Attorney General Stein’s investigation is looking into whether RealPage uses non-public and sensitive competitive data as part of its modeling in violation of antitrust laws. Property managers can use that private information to raise rents in an area and leave units empty to keep those rents high, which worsens the affordable housing crisis and makes it difficult for North Carolinians to rent housing.

Heirs’ Property and Home Ownership Preservation

The Department of Justice will host a symposium to educate lawyers and community leaders on heirs’ property so they can help people maintain ownership of homes and land that have been passed down over generations. Attendees can learn more and register at

Heirs’ property is created when land is passed down and eventually owned by several descendant owners. These owners are often targeted by scam investment buyers or are at an elevated risk of losing their home to property tax foreclosures. Heirs’ property is more common in communities of color and is a key driver of the racial wealth gap.

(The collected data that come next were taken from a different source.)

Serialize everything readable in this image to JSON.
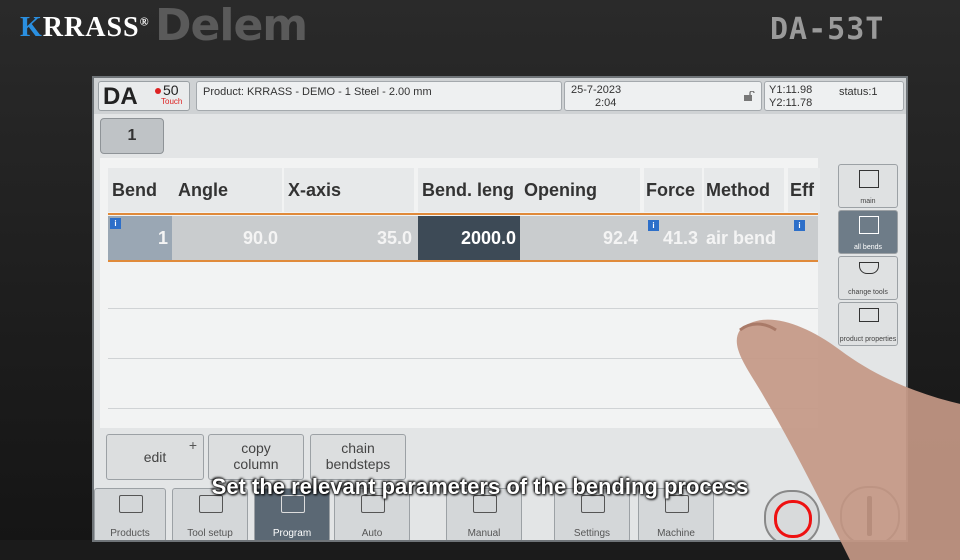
{
  "brand": {
    "krrass": "KRRASS",
    "krrass_first": "K",
    "krrass_rest": "RRASS",
    "reg": "®",
    "delem": "Delem",
    "model": "DA-53T"
  },
  "screen": {
    "logo": {
      "da": "DA",
      "num": "50",
      "touch": "Touch"
    },
    "product": "Product: KRRASS - DEMO - 1 Steel - 2.00 mm",
    "date": "25-7-2023",
    "time": "2:04",
    "y1": "Y1:11.98",
    "y2": "Y2:11.78",
    "status": "status:1",
    "tab": "1"
  },
  "table": {
    "headers": [
      "Bend",
      "Angle",
      "X-axis",
      "Bend. leng",
      "Opening",
      "Force",
      "Method",
      "Eff"
    ],
    "row": {
      "bend": "1",
      "angle": "90.0",
      "x_axis": "35.0",
      "bend_length": "2000.0",
      "opening": "92.4",
      "force": "41.3",
      "method": "air bend"
    },
    "info_badge": "i"
  },
  "side_menu": [
    {
      "label": "main"
    },
    {
      "label": "all bends"
    },
    {
      "label": "change tools"
    },
    {
      "label": "product properties"
    }
  ],
  "actions": {
    "edit": "edit",
    "plus": "+",
    "copy_column": "copy column",
    "chain_bendsteps": "chain bendsteps"
  },
  "bottom_nav": [
    {
      "label": "Products"
    },
    {
      "label": "Tool setup"
    },
    {
      "label": "Program"
    },
    {
      "label": "Auto"
    },
    {
      "label": "Manual"
    },
    {
      "label": "Settings"
    },
    {
      "label": "Machine"
    }
  ],
  "subtitle": "Set the relevant parameters of the bending process",
  "colors": {
    "accent_line": "#e08a3a",
    "selected_cell": "#3d4a56",
    "info_badge": "#2d6fc9",
    "stop_ring": "#e11111"
  }
}
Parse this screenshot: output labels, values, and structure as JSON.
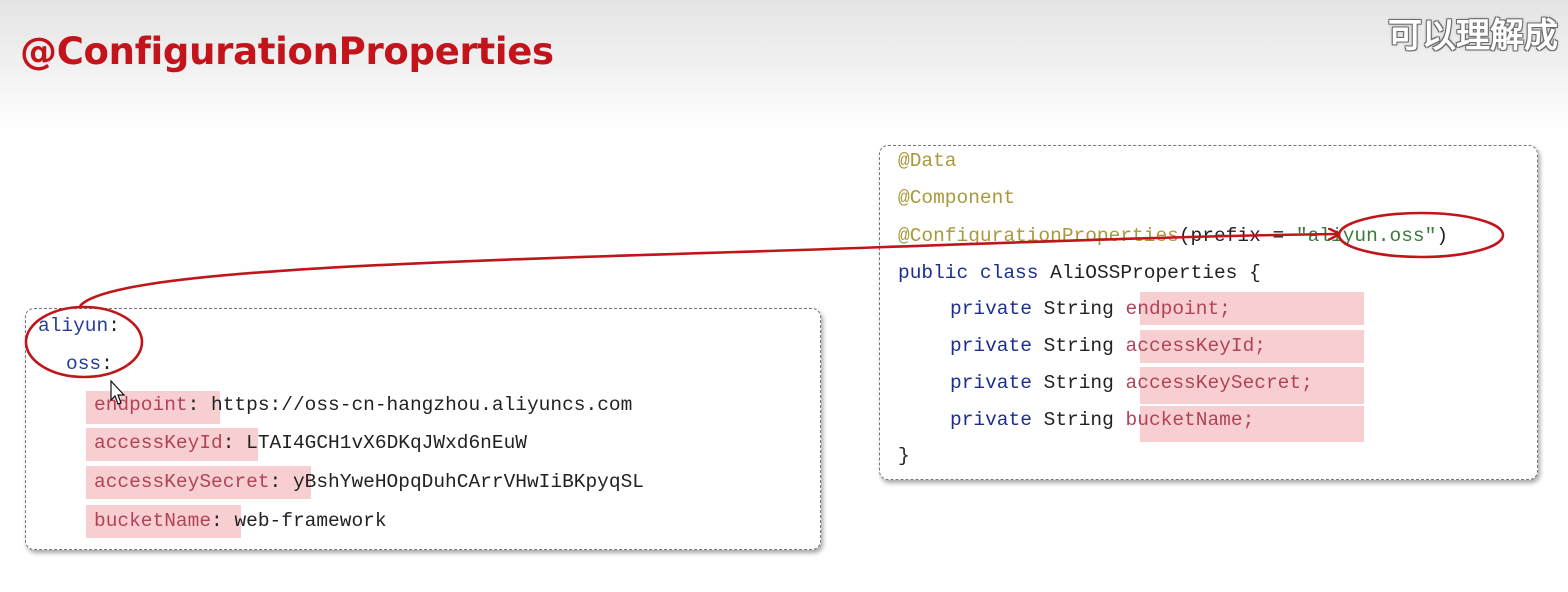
{
  "slide": {
    "title": "@ConfigurationProperties",
    "subtitle": "可以理解成"
  },
  "yaml": {
    "root_key": "aliyun",
    "sub_key": "oss",
    "colon": ":",
    "entries": [
      {
        "key": "endpoint",
        "value": "https://oss-cn-hangzhou.aliyuncs.com"
      },
      {
        "key": "accessKeyId",
        "value": "LTAI4GCH1vX6DKqJWxd6nEuW"
      },
      {
        "key": "accessKeySecret",
        "value": "yBshYweHOpqDuhCArrVHwIiBKpyqSL"
      },
      {
        "key": "bucketName",
        "value": "web-framework"
      }
    ]
  },
  "java": {
    "annotation_data": "@Data",
    "annotation_component": "@Component",
    "annotation_config": "@ConfigurationProperties",
    "prefix_open": "(prefix = ",
    "prefix_value": "\"aliyun.oss\"",
    "prefix_close": ")",
    "class_decl": {
      "modifier": "public class",
      "name": "AliOSSProperties",
      "brace": "{"
    },
    "field_modifier": "private",
    "field_type": "String",
    "fields": [
      "endpoint;",
      "accessKeyId;",
      "accessKeySecret;",
      "bucketName;"
    ],
    "closing_brace": "}"
  },
  "colors": {
    "title_red": "#c2141a",
    "annotation_circle": "#c0161b",
    "highlight_pink": "#f8cfd0",
    "keyword_blue": "#1c2f8c",
    "annotation_olive": "#a89a3c"
  }
}
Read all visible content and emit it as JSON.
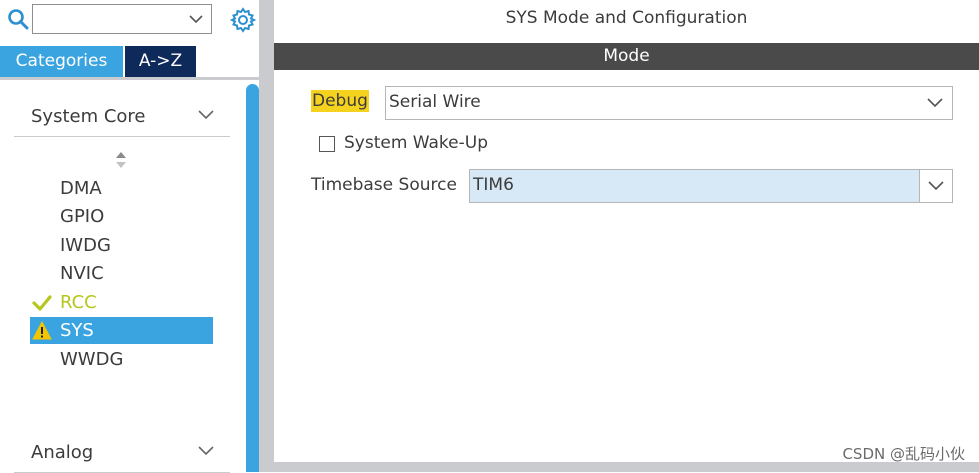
{
  "left": {
    "search": {
      "value": "",
      "placeholder": ""
    },
    "tabs": [
      {
        "label": "Categories",
        "active": true
      },
      {
        "label": "A->Z",
        "active": false
      }
    ],
    "sections": [
      {
        "title": "System Core",
        "expanded": true
      },
      {
        "title": "Analog",
        "expanded": false
      }
    ],
    "items": [
      {
        "label": "DMA",
        "state": "none"
      },
      {
        "label": "GPIO",
        "state": "none"
      },
      {
        "label": "IWDG",
        "state": "none"
      },
      {
        "label": "NVIC",
        "state": "none"
      },
      {
        "label": "RCC",
        "state": "configured",
        "icon": "checkmark-icon"
      },
      {
        "label": "SYS",
        "state": "selected-warning",
        "icon": "warning-icon"
      },
      {
        "label": "WWDG",
        "state": "none"
      }
    ]
  },
  "right": {
    "title": "SYS Mode and Configuration",
    "mode_header": "Mode",
    "debug": {
      "label": "Debug",
      "value": "Serial Wire"
    },
    "wakeup": {
      "label": "System Wake-Up",
      "checked": false
    },
    "timebase": {
      "label": "Timebase Source",
      "value": "TIM6"
    }
  },
  "watermark": "CSDN @乱码小伙",
  "colors": {
    "accent": "#3aa4e0",
    "tab_dark": "#0e2a5a",
    "mode_bar": "#4a4a4a",
    "debug_highlight": "#f5d21e",
    "configured": "#b6c61e",
    "warning": "#f2c500"
  }
}
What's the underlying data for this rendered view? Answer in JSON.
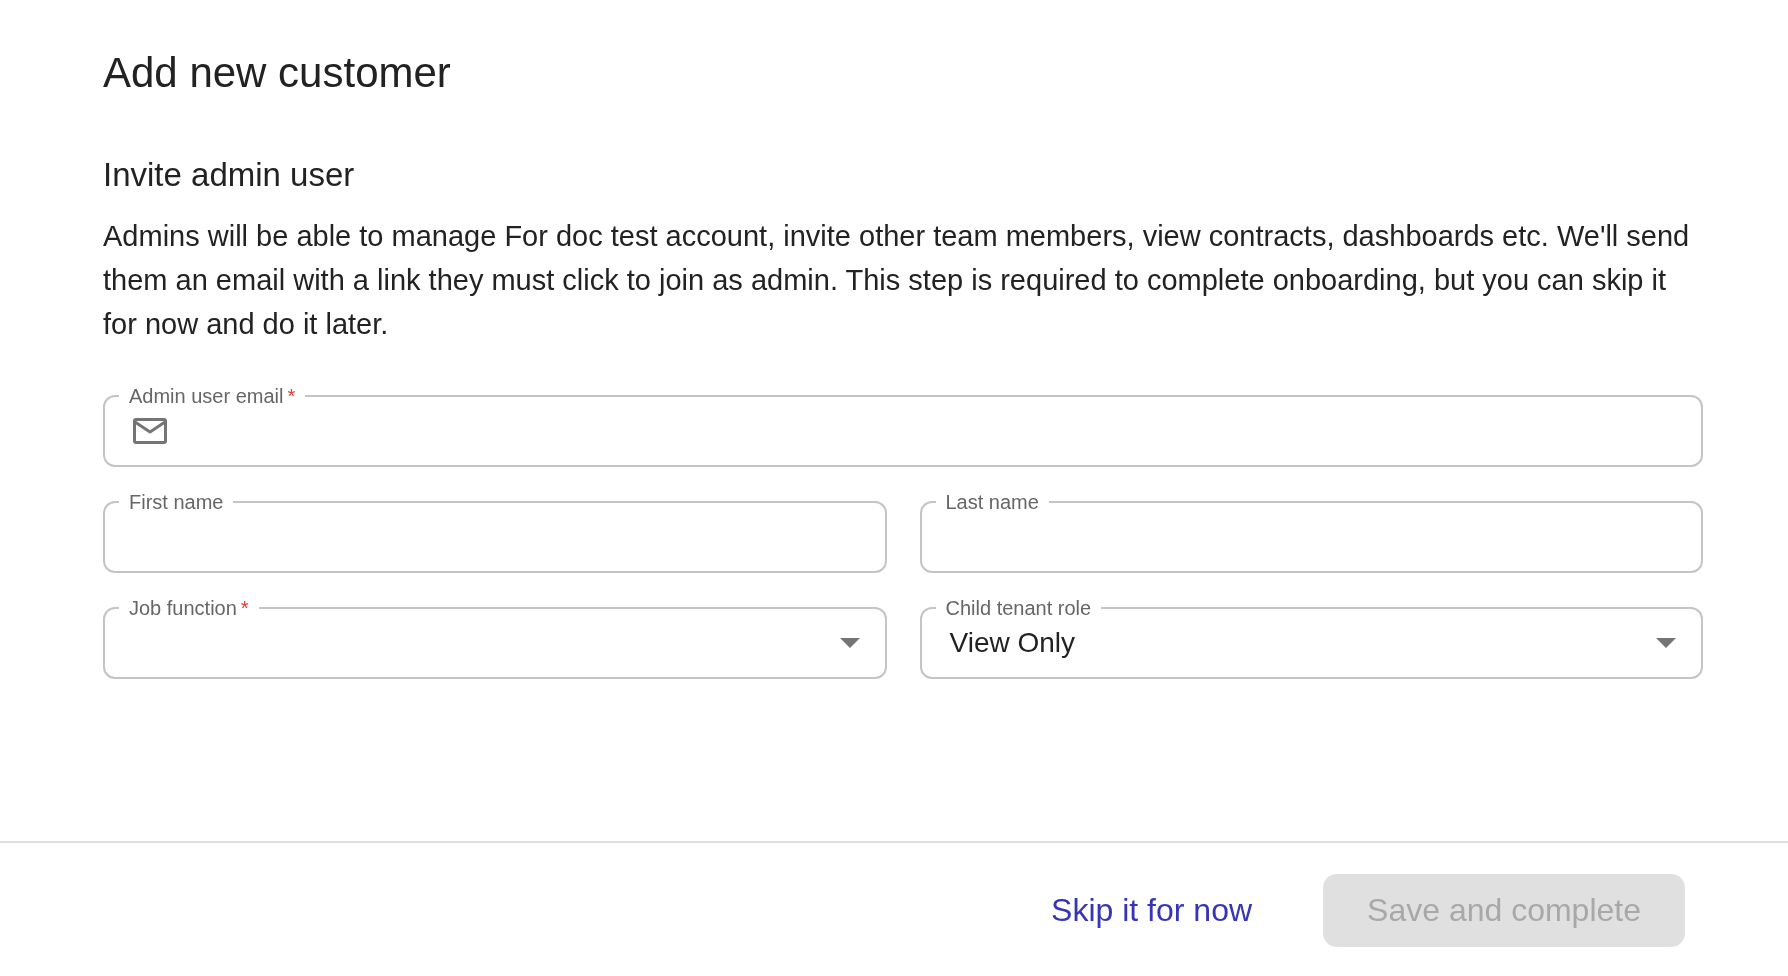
{
  "page": {
    "title": "Add new customer"
  },
  "section": {
    "heading": "Invite admin user",
    "description": "Admins will be able to manage For doc test account, invite other team members, view contracts, dashboards etc. We'll send them an email with a link they must click to join as admin. This step is required to complete onboarding, but you can skip it for now and do it later."
  },
  "fields": [
    {
      "kind": "email",
      "label": "Admin user email",
      "required_mark": "*"
    },
    {
      "kind": "text",
      "label": "First name"
    },
    {
      "kind": "text",
      "label": "Last name"
    },
    {
      "kind": "select",
      "label": "Job function",
      "required_mark": "*"
    },
    {
      "kind": "select",
      "label": "Child tenant role",
      "value": "View Only"
    }
  ],
  "actions": [
    {
      "kind": "link",
      "label": "Skip it for now",
      "disabled": false
    },
    {
      "kind": "button",
      "label": "Save and complete",
      "disabled": true
    }
  ]
}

Attorney General Stein has taken several steps to protect homeownership and increase affordable housing for North Carolinians. He worked with legislators to enact the Unfair Real Estate Agreements Act in 2023 to prohibit oppressive long-term agreements that undermine a person’s ownership of their home. He also sued MV Realty for allegedly employing such practices, and he reached a $13.5 million settlement with First National Bank to resolve allegations of racially discriminatory redlining in mortgage lending. Since 2017, he has won 18 lawsuits against contractors and home repair/renovation companies, totaling $3,135,179.48 in awards to benefit North Carolinians.